Several analyses have purported to show that expanding coverage is an economic boon to states. They argue that, since Washington pays the freight in the early years, expansion costs a state nothing. Moreover, they say, the injection of federal funds will spur economic activity, thereby increasing tax revenue.
But while early fiscal gains may be significant, they won’t last forever. As the match rate falls, the program expansion begins to cost a state. In some studies, the expansion starts biting into state budgets as early as 2017. In those studies that show net fiscal gains during a five- to 10-year period, the gains are concentrated in the early years.
When deciding whether to expand Medicaid, lawmakers must recognize that, as time goes by, the expansion will cost the state more and more, year after year.
Keep in mind that Medicaid is already the No. 1 cost driver in the Pennsylvania budget. Nearly a quarter of all spending from the state’s general fund goes to provide Medicaid services to some 2.2 million residents.
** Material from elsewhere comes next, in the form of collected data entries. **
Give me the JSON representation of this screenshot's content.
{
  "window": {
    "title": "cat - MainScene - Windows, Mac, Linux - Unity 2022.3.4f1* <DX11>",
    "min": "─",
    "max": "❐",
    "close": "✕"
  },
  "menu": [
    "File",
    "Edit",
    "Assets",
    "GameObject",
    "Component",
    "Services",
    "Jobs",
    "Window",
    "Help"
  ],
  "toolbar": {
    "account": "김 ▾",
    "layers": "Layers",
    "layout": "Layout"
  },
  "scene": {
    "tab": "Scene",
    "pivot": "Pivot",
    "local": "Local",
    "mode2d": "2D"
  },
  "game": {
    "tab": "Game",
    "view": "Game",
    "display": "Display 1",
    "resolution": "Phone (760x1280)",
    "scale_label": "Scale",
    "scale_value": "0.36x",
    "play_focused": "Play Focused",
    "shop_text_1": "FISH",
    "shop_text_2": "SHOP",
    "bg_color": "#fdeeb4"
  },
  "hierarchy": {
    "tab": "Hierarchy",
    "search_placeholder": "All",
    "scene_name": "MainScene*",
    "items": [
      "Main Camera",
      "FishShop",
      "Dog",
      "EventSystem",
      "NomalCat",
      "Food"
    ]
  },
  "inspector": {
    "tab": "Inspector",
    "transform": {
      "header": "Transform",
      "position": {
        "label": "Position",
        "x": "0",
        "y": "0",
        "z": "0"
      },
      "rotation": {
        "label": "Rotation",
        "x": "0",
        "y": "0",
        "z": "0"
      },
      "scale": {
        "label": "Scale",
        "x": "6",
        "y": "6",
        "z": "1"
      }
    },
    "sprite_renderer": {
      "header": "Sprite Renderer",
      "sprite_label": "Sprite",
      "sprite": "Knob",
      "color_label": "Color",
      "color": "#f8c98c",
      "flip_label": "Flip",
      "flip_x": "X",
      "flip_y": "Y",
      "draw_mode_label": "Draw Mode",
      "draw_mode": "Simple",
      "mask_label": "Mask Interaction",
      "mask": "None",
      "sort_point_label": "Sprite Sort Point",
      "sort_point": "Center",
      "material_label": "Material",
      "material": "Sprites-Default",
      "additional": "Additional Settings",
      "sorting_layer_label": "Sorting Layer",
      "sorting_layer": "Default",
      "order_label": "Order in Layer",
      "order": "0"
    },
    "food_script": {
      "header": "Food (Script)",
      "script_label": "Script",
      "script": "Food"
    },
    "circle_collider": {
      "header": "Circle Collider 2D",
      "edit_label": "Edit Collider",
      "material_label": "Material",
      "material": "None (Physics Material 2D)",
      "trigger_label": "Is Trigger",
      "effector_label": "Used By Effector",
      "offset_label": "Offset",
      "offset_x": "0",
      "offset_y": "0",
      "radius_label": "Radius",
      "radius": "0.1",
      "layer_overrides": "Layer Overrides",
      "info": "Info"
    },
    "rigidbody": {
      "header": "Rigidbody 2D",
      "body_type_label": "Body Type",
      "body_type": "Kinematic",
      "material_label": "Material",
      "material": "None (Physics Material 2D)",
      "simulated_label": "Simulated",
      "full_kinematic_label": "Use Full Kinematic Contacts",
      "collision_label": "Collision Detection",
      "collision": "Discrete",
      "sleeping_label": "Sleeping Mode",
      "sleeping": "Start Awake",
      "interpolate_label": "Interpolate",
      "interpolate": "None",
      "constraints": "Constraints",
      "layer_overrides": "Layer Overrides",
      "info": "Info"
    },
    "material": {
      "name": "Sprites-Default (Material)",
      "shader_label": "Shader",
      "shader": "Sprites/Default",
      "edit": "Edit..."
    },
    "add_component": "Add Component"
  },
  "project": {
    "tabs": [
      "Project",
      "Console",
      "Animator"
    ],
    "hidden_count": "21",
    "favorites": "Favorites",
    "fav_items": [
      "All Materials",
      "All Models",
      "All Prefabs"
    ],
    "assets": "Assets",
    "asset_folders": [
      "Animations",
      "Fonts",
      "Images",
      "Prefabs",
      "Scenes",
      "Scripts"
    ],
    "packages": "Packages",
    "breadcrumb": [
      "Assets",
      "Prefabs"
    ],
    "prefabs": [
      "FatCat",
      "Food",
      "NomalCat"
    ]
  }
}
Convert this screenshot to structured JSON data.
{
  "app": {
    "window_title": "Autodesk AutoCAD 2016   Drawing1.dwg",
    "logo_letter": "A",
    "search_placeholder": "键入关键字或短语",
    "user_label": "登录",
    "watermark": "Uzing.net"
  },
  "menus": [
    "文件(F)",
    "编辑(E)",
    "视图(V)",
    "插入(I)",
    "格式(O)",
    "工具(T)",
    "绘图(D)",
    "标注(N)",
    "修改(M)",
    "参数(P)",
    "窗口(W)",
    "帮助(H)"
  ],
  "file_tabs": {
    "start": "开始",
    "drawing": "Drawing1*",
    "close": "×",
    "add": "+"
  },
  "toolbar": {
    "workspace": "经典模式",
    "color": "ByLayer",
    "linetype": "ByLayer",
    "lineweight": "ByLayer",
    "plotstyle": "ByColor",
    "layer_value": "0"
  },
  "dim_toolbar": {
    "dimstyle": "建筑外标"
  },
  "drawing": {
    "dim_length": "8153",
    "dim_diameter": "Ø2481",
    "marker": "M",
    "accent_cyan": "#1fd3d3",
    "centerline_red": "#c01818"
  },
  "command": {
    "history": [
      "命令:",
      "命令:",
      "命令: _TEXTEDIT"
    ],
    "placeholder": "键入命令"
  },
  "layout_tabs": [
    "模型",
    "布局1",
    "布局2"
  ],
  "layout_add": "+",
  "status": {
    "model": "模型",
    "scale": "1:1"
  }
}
Absent reform, Pennsylvania’s Medicaid costs will continue to grow, consuming an ever increasing share of the budget, even without the ObamaCare expansion. With an expansion, Medicaid spending will accelerate even more in just three years’ time, further crowding out funding for other important public services like education, corrections and transportation.
And that is the best-case scenario. Remember, there is no guarantee the feds will make good on their promised match rates or even short-lived reimbursement increases for doctors who take on Medicaid patients. As the federal deficit increases by hundreds of billions every year, it’s hard to see how they can come up with the cash required to honor those promises.
Also doubtful is the success of a much-discussed “provider tax” scheme to pull in more federal funding. Some states use provider taxes to grab more revenue for their Medicaid programs and also to increase the amount of federally matched dollars they receive. If the federal government puts a stop to these claims, states would lose out on federal dollars as well as tax revenue.
We can argue about the magnitude and timing of the costs and savings associated with a Medicaid expansion, but one point in this debate is clear: In the long run, it would inevitably drive up costs for Pennsylvania and stretch important state resources thin for a faulty program.
Drew Gonshorowski is a health care economist and policy analyst in The Heritage Foundation’s Center for Data Analysis.